DETECTING MULTIPLE REPLICATING SIGNALS USING ADAPTIVE FILTERING PROCEDURES

成果类型:
Article
署名作者:
Wang, Jingshu; Gui, Lin; Su, Weijie J.; Sabatti, Chiara; Owen, Art B.
署名单位:
University of Chicago; University of Pennsylvania; Stanford University
刊物名称:
ANNALS OF STATISTICS
ISSN/ISSBN:
0090-5364
DOI:
10.1214/21-AOS2139
发表日期:
2022
页码:
1890-1909
关键词:
false discovery rate conjunction replicability
摘要:
Replicability is a fundamental quality of scientific discoveries: we are interested in those signals that are detectable in different laboratories, different populations, across time etc. Unlike meta-analysis which accounts for experimental variability but does not guarantee replicability, testing a partial conjunction (PC) null aims specifically to identify the signals that are discovered in multiple studies. In many contemporary applications, for example, comparing multiple high-throughput genetic experiments, a large number M of PC nulls need to be tested simultaneously, calling for a multiple comparisons correction.

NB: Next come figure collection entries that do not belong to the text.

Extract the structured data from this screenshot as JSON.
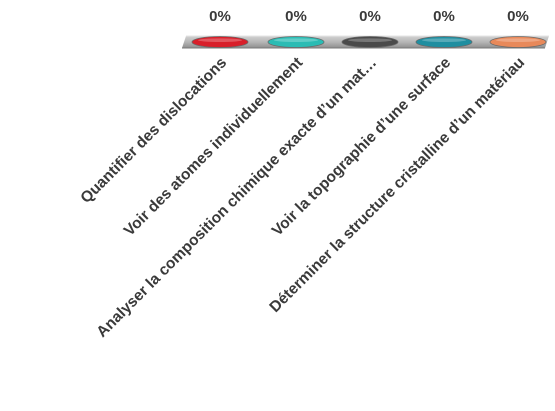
{
  "chart_data": {
    "type": "bar",
    "orientation": "horizontal-categories",
    "categories": [
      "Quantifier des dislocations",
      "Voir des atomes individuellement",
      "Analyser la composition chimique exacte d’un mat…",
      "Voir la topographie d’une surface",
      "Déterminer la structure cristalline d’un matériau"
    ],
    "values": [
      0,
      0,
      0,
      0,
      0
    ],
    "value_labels": [
      "0%",
      "0%",
      "0%",
      "0%",
      "0%"
    ],
    "unit": "%",
    "ylim": [
      0,
      100
    ],
    "colors": [
      "#d81f2a",
      "#2bbcb4",
      "#4a4a4a",
      "#1f8ea0",
      "#e8895a"
    ],
    "track_color": "#b4b4b4",
    "grid": false,
    "legend": "none"
  }
}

However, standard multiple testing adjustments on the M PC p-values can be severely conservative, especially when M is large and the signals are sparse. We introduce AdaFilter, a new multiple testing procedure that increases power by adaptively filtering out unlikely candidates of PC nulls. We prove that AdaFilter can control FWER and FDR as long as data across studies are independent, and has much higher power than other existing methods. We illustrate the application of AdaFilter with three examples: microarray studies of Duchenne muscular dystrophy, single-cell RNA sequencing of T cells in lung cancer tumors and GWAS for metabolomics.